Neuf heures du matin, je me trouvais seul depuis de longues minutes dans cette pièce tellement propre qu’on aurait pu lécher les plinthes sans risquer d’attraper le moindre champignon ou virus. On m’avait prestement débarrassé de mon masque chirurgical arrivé paisiblement par un porte-conteneurs chinois un mois plus tôt, et on m’avait allongé sur le dos, la tête à l’envers inclinée légèrement vers le bas. Je ne pouvais pas bouger et je choisis alors par défaut de fixer l’énorme plafonnier qui m’aveuglait avec sa lumière ardente et glacée d’au moins 6000 Kelvins. Les deux dames blanches à becs de canard étaient sorties, un silence léger et aseptisé régnait désormais. Si ce n’était l’aspiration continue du tube en plastique courbe qu’on avait introduit dans ma bouche. La jeune dentiste était partie dare-dare répondre à un coup de fil, en plein soin. Tout juste eut-elle le temps de retirer quelques ustensiles de ma bouche. C’est peut-être ça la nouvelle génération de dentistes. Au moins n’avait-elle pas décidé de poster mon râtelier sur Instagram ou de se filmer pour un Tik Tok.
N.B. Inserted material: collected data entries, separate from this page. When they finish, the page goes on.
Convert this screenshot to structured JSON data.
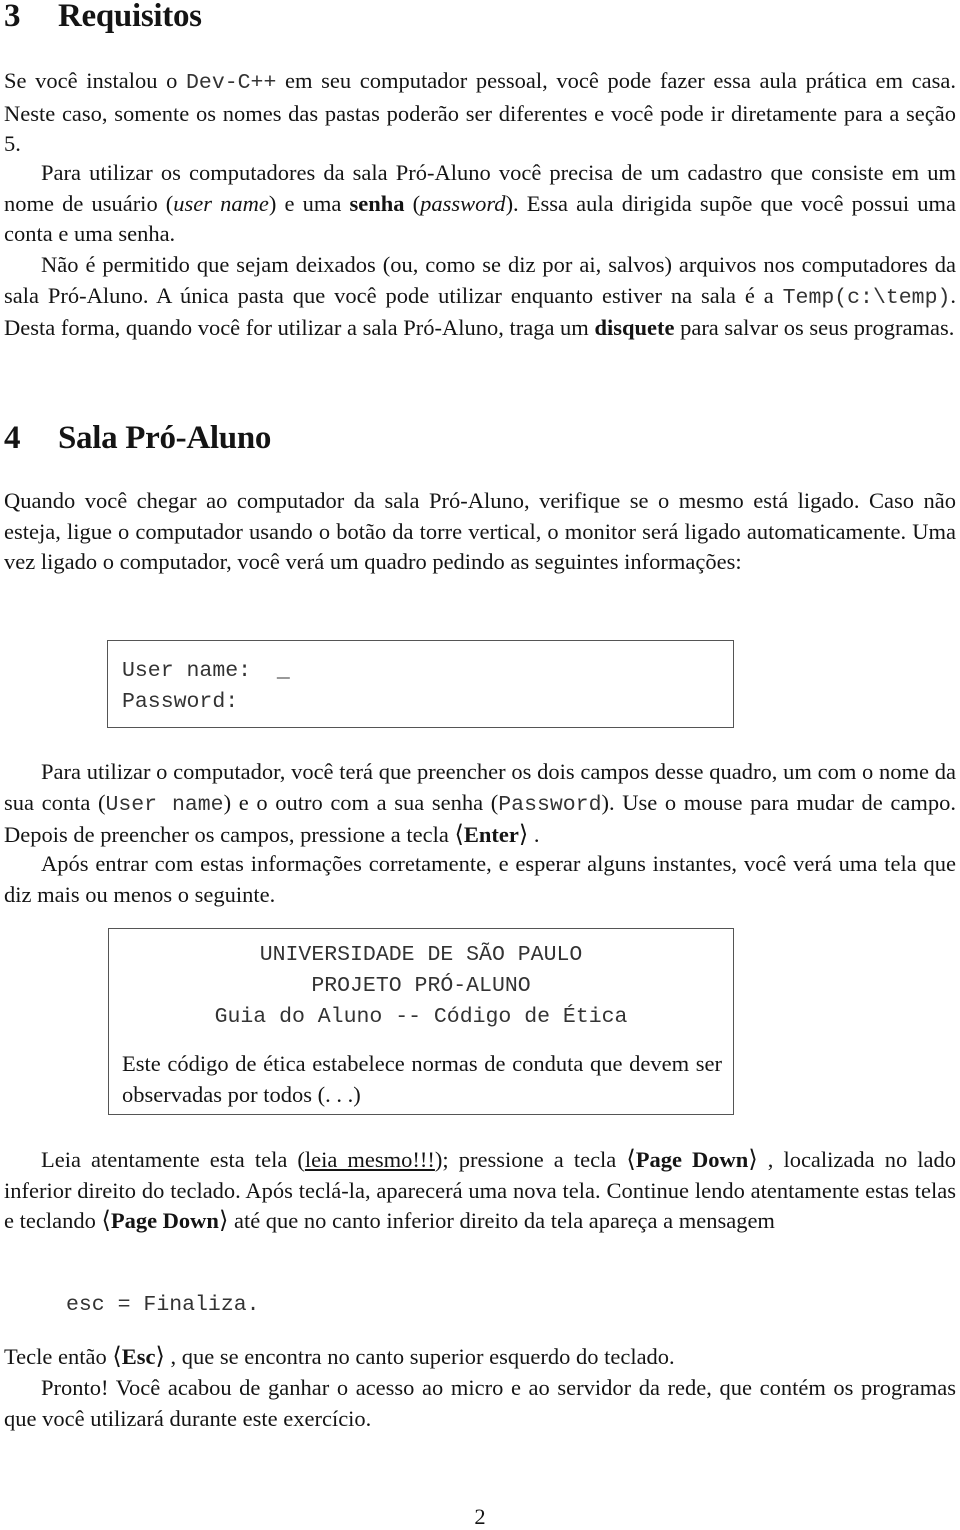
{
  "section3": {
    "number": "3",
    "title": "Requisitos",
    "p1": [
      {
        "t": "Se você instalou o ",
        "s": ""
      },
      {
        "t": "Dev-C++",
        "s": "tt"
      },
      {
        "t": " em seu computador pessoal, você pode fazer essa aula prática em casa.  Neste caso, somente os nomes das pastas poderão ser diferentes e você pode ir diretamente para a seção 5.",
        "s": ""
      }
    ],
    "p2": [
      {
        "t": "Para utilizar os computadores da sala Pró-Aluno você precisa de um cadastro que consiste em um nome de usuário (",
        "s": ""
      },
      {
        "t": "user name",
        "s": "i"
      },
      {
        "t": ") e uma ",
        "s": ""
      },
      {
        "t": "senha",
        "s": "b"
      },
      {
        "t": " (",
        "s": ""
      },
      {
        "t": "password",
        "s": "i"
      },
      {
        "t": ").  Essa aula dirigida supõe que você possui uma conta e uma senha.",
        "s": ""
      }
    ],
    "p3": [
      {
        "t": "Não é permitido que sejam deixados (ou, como se diz por ai, salvos) arquivos nos computadores da sala Pró-Aluno.  A única pasta que você pode utilizar enquanto estiver na sala é a ",
        "s": ""
      },
      {
        "t": "Temp(c:\\temp)",
        "s": "tt"
      },
      {
        "t": ". Desta forma, quando você for utilizar a sala Pró-Aluno, traga um ",
        "s": ""
      },
      {
        "t": "disquete",
        "s": "b"
      },
      {
        "t": " para salvar os seus programas.",
        "s": ""
      }
    ]
  },
  "section4": {
    "number": "4",
    "title": "Sala Pró-Aluno",
    "p1": [
      {
        "t": "Quando você chegar ao computador da sala Pró-Aluno, verifique se o mesmo está ligado. Caso não esteja, ligue o computador usando o botão da torre vertical, o monitor será ligado automaticamente.  Uma vez ligado o computador, você verá um quadro pedindo as seguintes informações:",
        "s": ""
      }
    ],
    "login_box": {
      "user_label": "User name:",
      "cursor": "_",
      "password_label": "Password:"
    },
    "p2": [
      {
        "t": "Para utilizar o computador, você terá que preencher os dois campos desse quadro, um com o nome da sua conta (",
        "s": ""
      },
      {
        "t": "User name",
        "s": "tt"
      },
      {
        "t": ") e o outro com a sua senha (",
        "s": ""
      },
      {
        "t": "Password",
        "s": "tt"
      },
      {
        "t": ").  Use o mouse para mudar de campo. Depois de preencher os campos, pressione a tecla ",
        "s": ""
      },
      {
        "t": "Enter",
        "s": "key"
      },
      {
        "t": " .",
        "s": ""
      }
    ],
    "p3": [
      {
        "t": "Após entrar com estas informações corretamente, e esperar alguns instantes, você verá uma tela que diz mais ou menos o seguinte.",
        "s": ""
      }
    ],
    "ethics_box": {
      "line1": "UNIVERSIDADE DE SÃO PAULO",
      "line2": "PROJETO PRÓ-ALUNO",
      "line3": "Guia do Aluno -- Código de Ética",
      "body": "Este código de ética estabelece normas de conduta que devem ser observadas por todos (. . .)"
    },
    "p4": [
      {
        "t": "Leia atentamente esta tela (",
        "s": ""
      },
      {
        "t": "leia mesmo!!!",
        "s": "u"
      },
      {
        "t": "); pressione a tecla ",
        "s": ""
      },
      {
        "t": "Page Down",
        "s": "key"
      },
      {
        "t": " , localizada no lado inferior direito do teclado.  Após teclá-la, aparecerá uma nova tela. Continue lendo atentamente estas telas e teclando ",
        "s": ""
      },
      {
        "t": "Page Down",
        "s": "key"
      },
      {
        "t": " até que no canto inferior direito da tela apareça a mensagem",
        "s": ""
      }
    ],
    "code_message": "esc = Finaliza.",
    "p5": [
      {
        "t": "Tecle então ",
        "s": ""
      },
      {
        "t": "Esc",
        "s": "key"
      },
      {
        "t": " , que se encontra no canto superior esquerdo do teclado.",
        "s": ""
      }
    ],
    "p6": [
      {
        "t": "Pronto!  Você acabou de ganhar o acesso ao micro e ao servidor da rede, que contém os programas que você utilizará durante este exercício.",
        "s": ""
      }
    ]
  },
  "page_number": "2"
}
Quant à son assistante, elle s’était éclipsée aussi peu après, n’ayant sans doute l’intention ni de combler l’absence ni de me tenir le crachoir, ce qu’on serait pourtant en droit d’attendre d’une assistante dentaire.

Tout ça à cause d’un morceau de Comté. Car deux jours plus tôt, un morceau de fromage franc-comtois avait eu raison d’une vieille dent dévitalisée et affaiblie, peut-être même – osons le mot – un peu pourrie. C’est ma faute, ce ne serait jamais arrivé avec un fromage auvergnat comme du Cantal ou du Salers, et encore moins avec du Saint-Nectaire. Tiens ça me fait penser que dans mon cahier de vacances, il y avait une mauvaise contrepèterie sur le Saint-Nectaire. Comme je suis naturellement peu habile en contrepèteries, maintenant à chaque fois que j’entends parler de Saint-Nectaire, je visualise un nain sectaire : Passe-Partout qui aurait adhéré à la scientologie, parrainé par Tom Cruise et John Travolta.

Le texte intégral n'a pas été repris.